O arroz foi provavelmente a primeira planta cultivada na Ásia. Os registros mais antigos encontrados sobre o cereal aparecem na literatura chinesa há cerca de 5 mil anos. O sudeste da Ásia é apontado como seu local de origem, especificamente as províncias indianas de Bengala, Assam e Miamar, onde se conta com a maior variedade de tipos de arroz. Foi da Índia que a cultura se estendeu à China e à Pérsia, difundindo-se mais tarde para o sul e o leste, alcançando a Indonésia. O cultivo do arroz também é muito antigo nas Filipinas e no Japão. O cereal não era conhecido nos países do Mediterrâneo até que os árabes passaram a cultivá-lo no delta do rio Nilo. Depois o levaram à Espanha, de onde chegou à Itália, por volta do século VIII. Os portugueses provavelmente introduziram o arroz na África Ocidental, enquanto os espanhóis teriam sido os responsáveis pela sua disseminação nas Américas.
Alguns autores apontam o Brasil como o primeiro país a cultivar arroz no continente americano. Antes mesmo do contato com os portugueses, ele já era colhido pelos índios nos terrenos alagados próximos da costa, conhecido com o nome deabatiuaupé ou “milho d’água”. Há quem diga que integrantes da expedição de Pedro Álvares Cabral, adentrando por cerca de cinco quilômetros em solo brasileiro, coletaram amostras de arroz, confirmando registros anteriores do italiano Américo Vespúcio com referências ao cereal em grandes áreas alagadas do Amazonas. O historiador, antropólogo e jornalista potiguar Luís da Câmara Cascudo (1898-1986) discorda dessa teoria: ele afirma que espécies nativas de arroz não faziam parte dos cardápios indígenas brasileiros e que o cereal tornou-se conhecido pelos nossos primeiros habitantes somente após a chegada e a instalação dos portugueses.

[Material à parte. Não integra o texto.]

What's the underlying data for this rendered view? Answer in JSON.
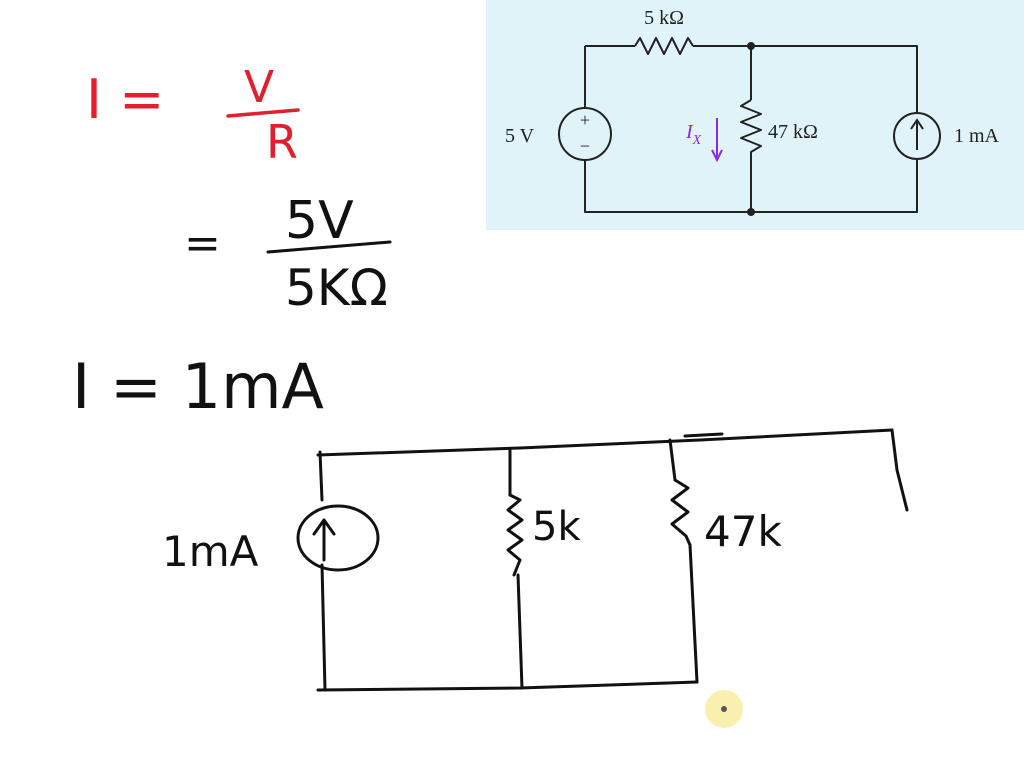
{
  "colors": {
    "circuit_panel_bg": "#dff3f8",
    "ink": "#111111",
    "red_ink": "#e0202e",
    "ix_label": "#8a2be2",
    "cursor_dot": "#f7ec9b"
  },
  "notes": {
    "formula_lhs": "I =",
    "formula_numerator": "V",
    "formula_denominator": "R",
    "step_equals": "=",
    "step_numerator": "5V",
    "step_denominator": "5KΩ",
    "result": "I = 1mA"
  },
  "reference_circuit": {
    "resistor_series_label": "5 kΩ",
    "voltage_source_label": "5 V",
    "voltage_source_plus": "+",
    "voltage_source_minus": "−",
    "current_label_main": "I",
    "current_label_sub": "X",
    "resistor_shunt_label": "47 kΩ",
    "current_source_label": "1 mA"
  },
  "sketch_circuit": {
    "source_label": "1mA",
    "resistor_1_label": "5k",
    "resistor_2_label": "47k"
  }
}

Na época da colonização o consumo de arroz não era significativo, e se mantinha longe do feijão e da farinha. A prática da orizicultura, ou cultura de arroz, só aconteceu de forma organizada no Brasil em meados do século XVIII. Apenas em 1766 a Coroa portuguesa autorizou a instalação da primeira descascadora de arroz na colônia, no Rio de Janeiro. Dali até a metade do século seguinte o país se tornaria um grande produtor e exportador.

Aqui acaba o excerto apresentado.